Они сказали об этом Мег, но та настаивала на своем:
- Нет, его нельзя увидеть! У него нет ни черного фрака, ни головы. Все
это ерунда. У него нет ничего... Когда он в ложе, его только можно слышать.
Моя мать никогда не видела его, но она слышала. Она-то знает, потому что
всегда дает ему программку!
Ла Сорелли почувствовала, что настало время вмешаться:
- Мег, ты действительно ждешь, что мы поверим в эту глупую историю?
Мег залилась слезами:
- Я должна была держать язык за зубами.
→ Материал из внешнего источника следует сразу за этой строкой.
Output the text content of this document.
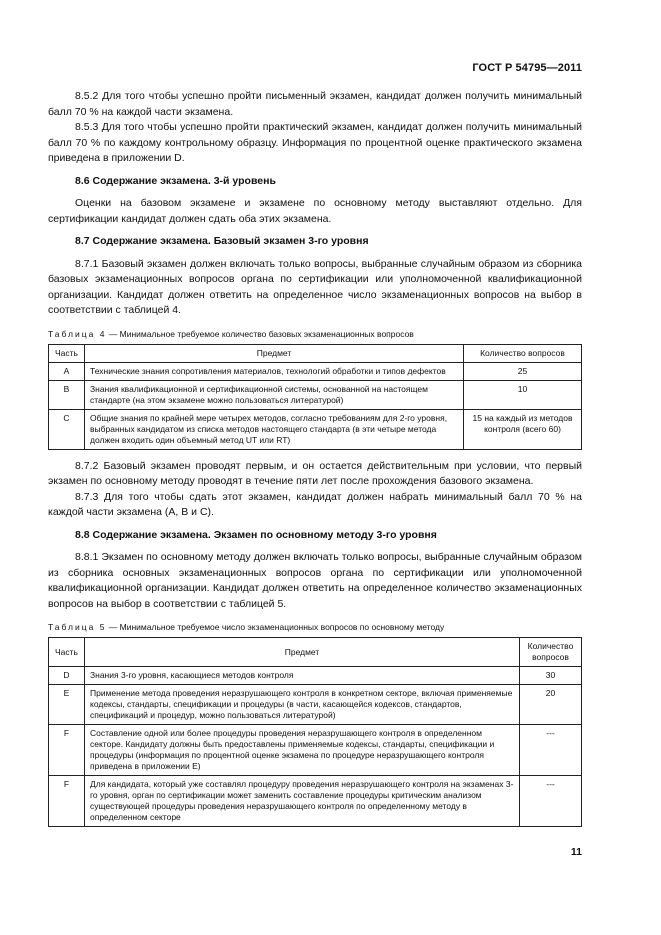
ГОСТ Р 54795—2011

8.5.2 Для того чтобы успешно пройти письменный экзамен, кандидат должен получить минимальный балл 70 % на каждой части экзамена.

8.5.3 Для того чтобы успешно пройти практический экзамен, кандидат должен получить минимальный балл 70 % по каждому контрольному образцу. Информация по процентной оценке практического экзамена приведена в приложении D.

8.6 Содержание экзамена. 3-й уровень

Оценки на базовом экзамене и экзамене по основному методу выставляют отдельно. Для сертификации кандидат должен сдать оба этих экзамена.

8.7 Содержание экзамена. Базовый экзамен 3-го уровня

8.7.1 Базовый экзамен должен включать только вопросы, выбранные случайным образом из сборника базовых экзаменационных вопросов органа по сертификации или уполномоченной квалификационной организации. Кандидат должен ответить на определенное число экзаменационных вопросов на выбор в соответствии с таблицей 4.

Таблица 4 — Минимальное требуемое количество базовых экзаменационных вопросов

Часть	Предмет	Количество вопросов
А	Технические знания сопротивления материалов, технологий обработки и типов дефектов	25
В	Знания квалификационной и сертификационной системы, основанной на настоящем стандарте (на этом экзамене можно пользоваться литературой)	10
С	Общие знания по крайней мере четырех методов, согласно требованиям для 2-го уровня, выбранных кандидатом из списка методов настоящего стандарта (в эти четыре метода должен входить один объемный метод UT или RT)	15 на каждый из методов контроля (всего 60)

8.7.2 Базовый экзамен проводят первым, и он остается действительным при условии, что первый экзамен по основному методу проводят в течение пяти лет после прохождения базового экзамена.

8.7.3 Для того чтобы сдать этот экзамен, кандидат должен набрать минимальный балл 70 % на каждой части экзамена (А, В и С).

8.8 Содержание экзамена. Экзамен по основному методу 3-го уровня

8.8.1 Экзамен по основному методу должен включать только вопросы, выбранные случайным образом из сборника основных экзаменационных вопросов органа по сертификации или уполномоченной квалификационной организации. Кандидат должен ответить на определенное количество экзаменационных вопросов на выбор в соответствии с таблицей 5.

Таблица 5 — Минимальное требуемое число экзаменационных вопросов по основному методу

Часть	Предмет	Количество вопросов
D	Знания 3-го уровня, касающиеся методов контроля	30
E	Применение метода проведения неразрушающего контроля в конкретном секторе, включая применяемые кодексы, стандарты, спецификации и процедуры (в части, касающейся кодексов, стандартов, спецификаций и процедур, можно пользоваться литературой)	20
F	Составление одной или более процедуры проведения неразрушающего контроля в определенном секторе. Кандидату должны быть предоставлены применяемые кодексы, стандарты, спецификации и процедуры (информация по процентной оценке экзамена по процедуре неразрушающего контроля приведена в приложении Е)	---
F	Для кандидата, который уже составлял процедуру проведения неразрушающего контроля на экзаменах 3-го уровня, орган по сертификации может заменить составление процедуры критическим анализом существующей процедуры проведения неразрушающего контроля по определенному методу в определенном секторе	---
11
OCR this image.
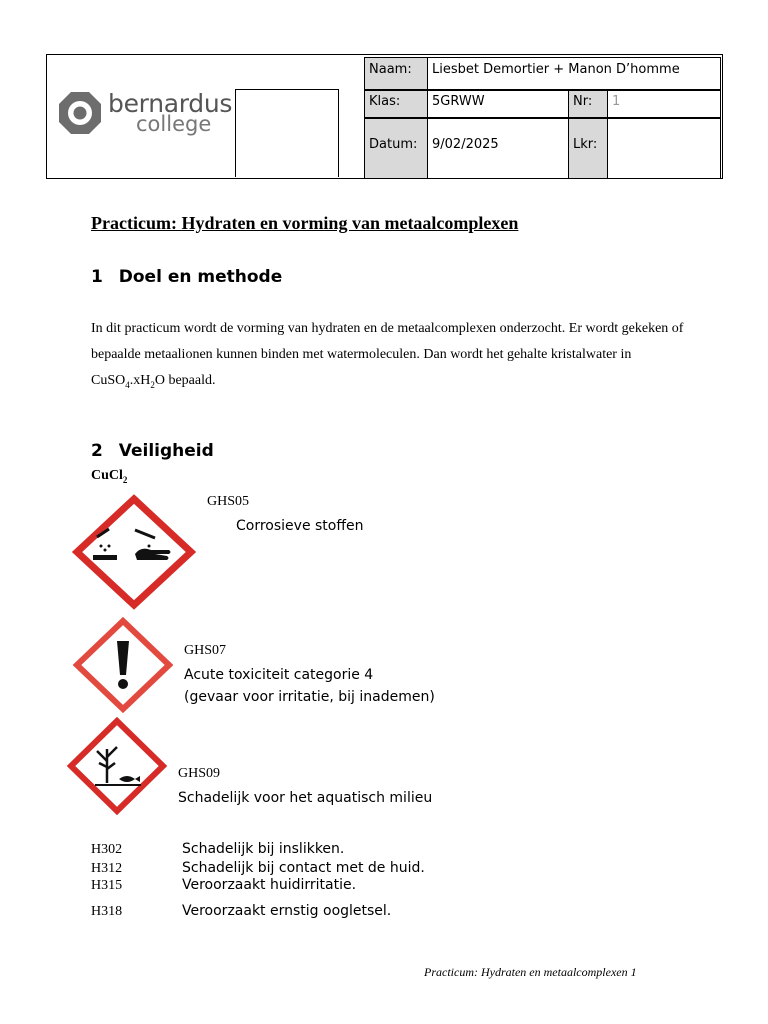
bernardus
college
Naam:	Liesbet Demortier + Manon D’homme		
Klas:	5GRWW	Nr:	1
Datum:	9/02/2025	Lkr:	
Practicum: Hydraten en vorming van metaalcomplexen
1 Doel en methode
In dit practicum wordt de vorming van hydraten en de metaalcomplexen onderzocht. Er wordt gekeken of bepaalde metaalionen kunnen binden met watermoleculen. Dan wordt het gehalte kristalwater in $CuSO_4.xH_2O$ bepaald.
2 Veiligheid
CuCl$_2$
GHS05
Corrosieve stoffen
GHS07
Acute toxiciteit categorie 4
(gevaar voor irritatie, bij inademen)
GHS09
Schadelijk voor het aquatisch milieu
H302	Schadelijk bij inslikken.
H312	Schadelijk bij contact met de huid.
H315	Veroorzaakt huidirritatie.
H318	Veroorzaakt ernstig oogletsel.
Practicum: Hydraten en metaalcomplexen 1
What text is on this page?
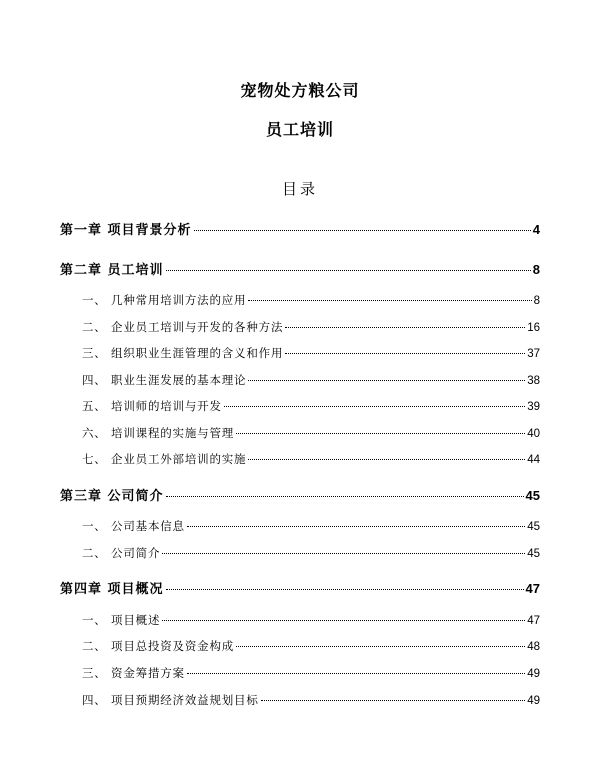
宠物处方粮公司
员工培训
目录
第一章 项目背景分析	4
第二章 员工培训	8
一、 几种常用培训方法的应用	8
二、 企业员工培训与开发的各种方法	16
三、 组织职业生涯管理的含义和作用	37
四、 职业生涯发展的基本理论	38
五、 培训师的培训与开发	39
六、 培训课程的实施与管理	40
七、 企业员工外部培训的实施	44
第三章 公司简介	45
一、 公司基本信息	45
二、 公司简介	45
第四章 项目概况	47
一、 项目概述	47
二、 项目总投资及资金构成	48
三、 资金筹措方案	49
四、 项目预期经济效益规划目标	49
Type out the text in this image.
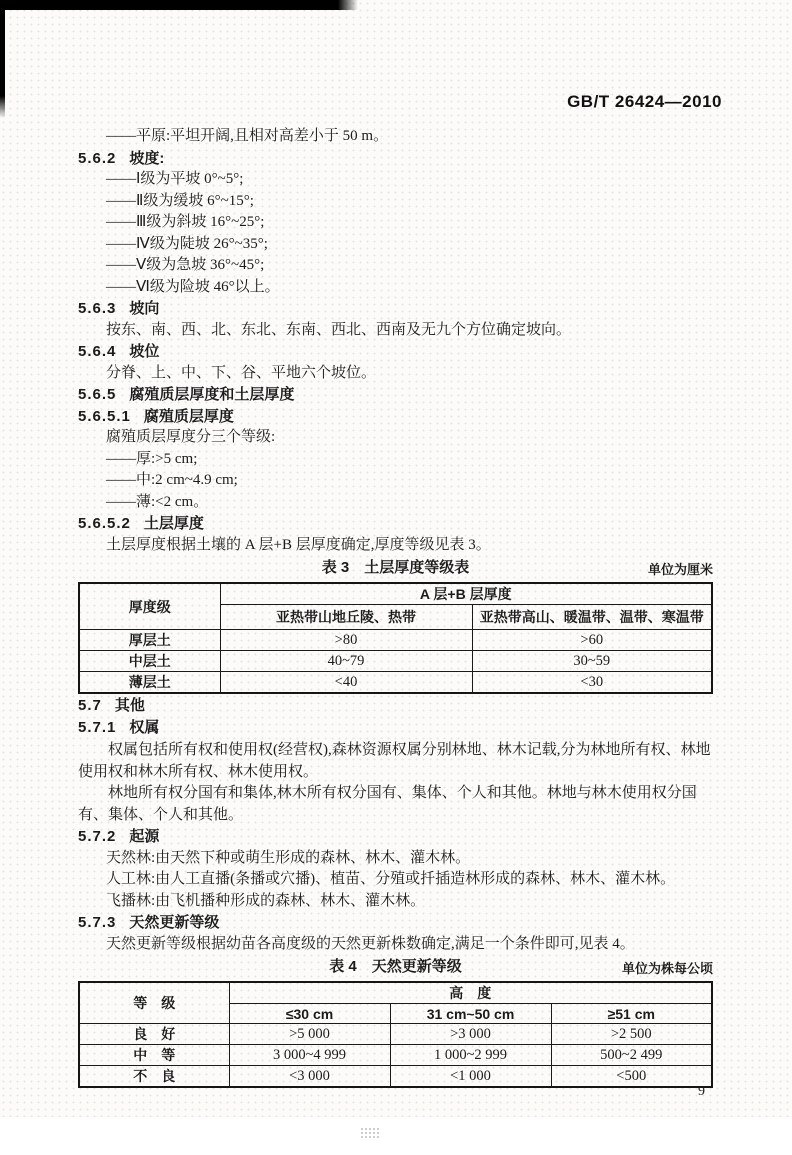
GB/T 26424—2010
——平原:平坦开阔,且相对高差小于 50 m。
5.6.2 坡度:
——Ⅰ级为平坡 0°~5°;
——Ⅱ级为缓坡 6°~15°;
——Ⅲ级为斜坡 16°~25°;
——Ⅳ级为陡坡 26°~35°;
——Ⅴ级为急坡 36°~45°;
——Ⅵ级为险坡 46°以上。
5.6.3 坡向
按东、南、西、北、东北、东南、西北、西南及无九个方位确定坡向。
5.6.4 坡位
分脊、上、中、下、谷、平地六个坡位。
5.6.5 腐殖质层厚度和土层厚度
5.6.5.1 腐殖质层厚度
腐殖质层厚度分三个等级:
——厚:>5 cm;
——中:2 cm~4.9 cm;
——薄:<2 cm。
5.6.5.2 土层厚度
土层厚度根据土壤的 A 层+B 层厚度确定,厚度等级见表 3。
表 3　土层厚度等级表	单位为厘米
厚度级	A 层+B 层厚度	
	亚热带山地丘陵、热带	亚热带高山、暖温带、温带、寒温带
厚层土	>80	>60
中层土	40~79	30~59
薄层土	<40	<30
5.7 其他
5.7.1 权属
权属包括所有权和使用权(经营权),森林资源权属分别林地、林木记载,分为林地所有权、林地使用权和林木所有权、林木使用权。
林地所有权分国有和集体,林木所有权分国有、集体、个人和其他。林地与林木使用权分国有、集体、个人和其他。
5.7.2 起源
天然林:由天然下种或萌生形成的森林、林木、灌木林。
人工林:由人工直播(条播或穴播)、植苗、分殖或扦插造林形成的森林、林木、灌木林。
飞播林:由飞机播种形成的森林、林木、灌木林。
5.7.3 天然更新等级
天然更新等级根据幼苗各高度级的天然更新株数确定,满足一个条件即可,见表 4。
表 4　天然更新等级	单位为株每公顷
等　级	高　度		
	≤30 cm	31 cm~50 cm	≥51 cm
良　好	>5 000	>3 000	>2 500
中　等	3 000~4 999	1 000~2 999	500~2 499
不　良	<3 000	<1 000	<500
9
Пели мама узнает... Но Жозеф Бюке
напрасно сует свой нос не в свое дело. Это принесет ему несчастье. Так мама
сказала вчера вечером.
В этот момент балерины услышали тяжелые, быстрые шаги в коридоре и
задыхающийся голос прокричал:
- Сесиль! Сесиль! Ты там?
- Это моя мама! - воскликнула маленькая Жамме. - Что могло случиться?
Она открыла дверь. Представительная дама, похожая на померанского
гренадера, ворвалась в артистическую и со стоном опустилась в кресло. Ее
глаза дико вращались, лицо приобрело кирпичный оттенок.